Crash calls once a week, via Skype from WJU (Wonderful Jesuit University), and when I ask “How has your week been?” he pulls up his calendar and uses that to prompt his memory. I’m delighted to be welcomed into his life, to walk along with him, through both the quotidian — the math test, finding a barber to cut his hair — and the memorable — he spoke to Madeleine Albright, he got into the class he really wanted to. To hear what he thinks these events mean, and a chance for him to ask me for what he needs. Books and key deposits. Calculus help.

I wonder if God takes equal delight in my invitation to be welcome within my calendar, my days, the seconds he set the beat for? As happy to hear how I feel about my finally getting the laundry not only done, but folded and put away, as He is to know that I went to Mass this morning. To know where I might have encountered “Garlic and sapphires in the mud."

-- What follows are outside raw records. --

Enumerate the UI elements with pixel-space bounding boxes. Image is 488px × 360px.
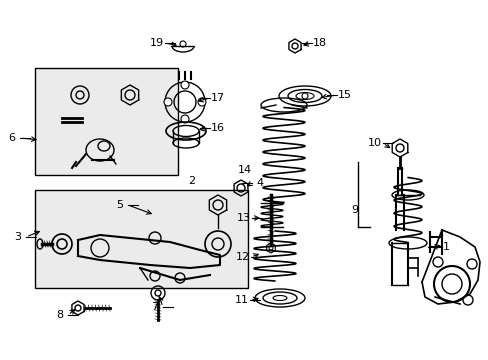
Text: 13: 13 bbox=[237, 213, 250, 223]
Circle shape bbox=[163, 98, 172, 106]
Text: 1: 1 bbox=[442, 242, 448, 252]
Text: 17: 17 bbox=[210, 93, 224, 103]
Text: 14: 14 bbox=[238, 165, 251, 175]
Circle shape bbox=[198, 98, 205, 106]
Text: 4: 4 bbox=[256, 178, 263, 188]
Text: 10: 10 bbox=[367, 138, 381, 148]
Text: 18: 18 bbox=[312, 38, 326, 48]
Text: 9: 9 bbox=[351, 205, 358, 215]
Text: 7: 7 bbox=[151, 302, 158, 312]
Circle shape bbox=[181, 81, 189, 89]
Circle shape bbox=[181, 115, 189, 123]
Bar bbox=[35, 68, 178, 175]
Text: 19: 19 bbox=[150, 38, 164, 48]
Circle shape bbox=[180, 41, 185, 47]
Text: 3: 3 bbox=[15, 232, 21, 242]
Text: 16: 16 bbox=[210, 123, 224, 133]
Text: 12: 12 bbox=[235, 252, 249, 262]
Text: 2: 2 bbox=[188, 176, 195, 186]
Circle shape bbox=[302, 93, 307, 99]
Text: 11: 11 bbox=[235, 295, 248, 305]
Text: 5: 5 bbox=[116, 200, 123, 210]
Text: 8: 8 bbox=[56, 310, 63, 320]
Text: 15: 15 bbox=[337, 90, 351, 100]
Bar bbox=[35, 190, 247, 288]
Text: 6: 6 bbox=[8, 133, 16, 143]
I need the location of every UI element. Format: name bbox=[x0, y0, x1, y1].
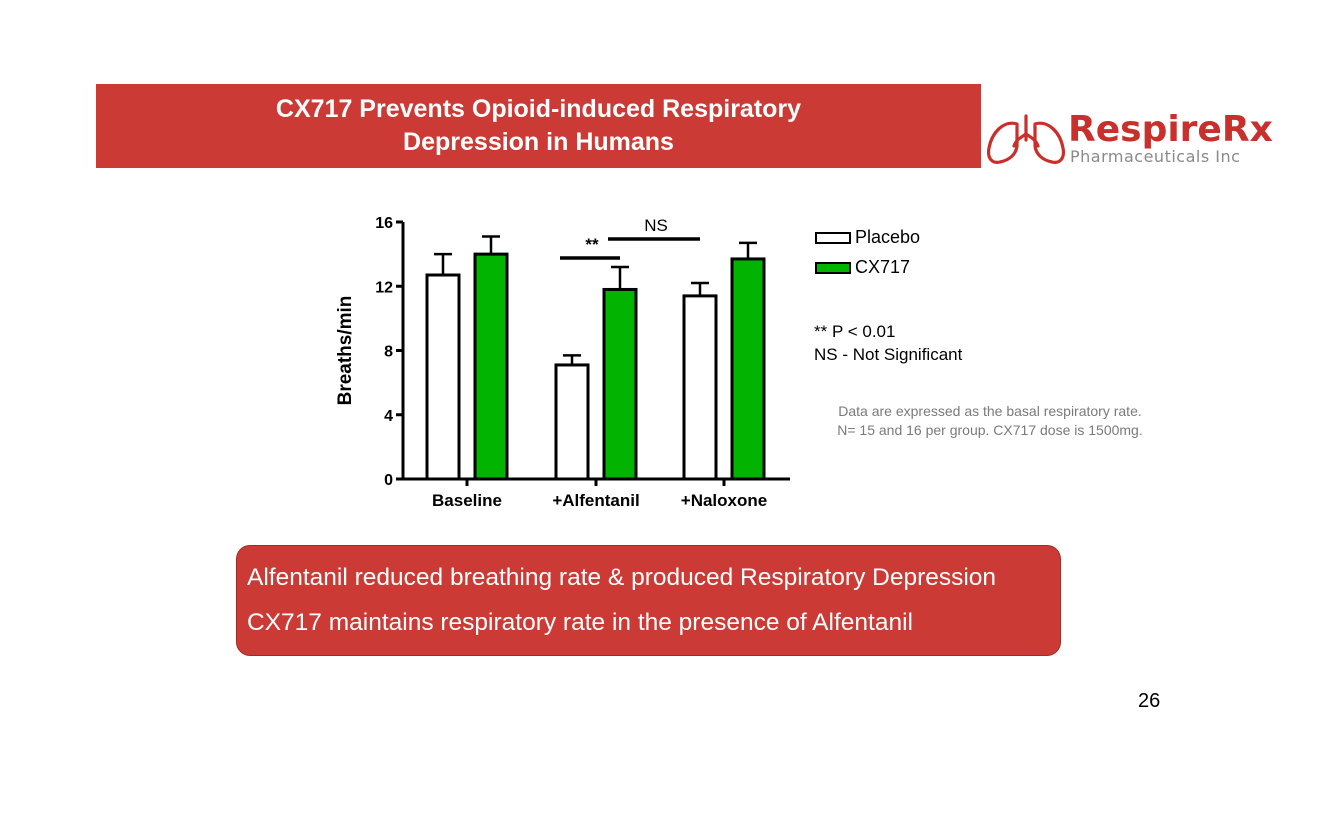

My relationship to time is still a complicated one, but there are blessings here, year round. But God, can I have my watch back now?


  1. What a meaningful ritual to have a blessing of calendars and watches. Those present must have a great desire to give their time to God in an intentional manner. Your reflection is very thought-provoking and motivating. Our pastor takes his calendar to the Tabernacle and prays there with it open. We are blessed with a pastor who is so committed to our Lord and to his people. Thank you for this post.

  2. Katherine10:10 AM

    Could you give more information on Fr Hamm's article, please? I know his "Rummaging for God" piece, but that was from 1994 ... thanks.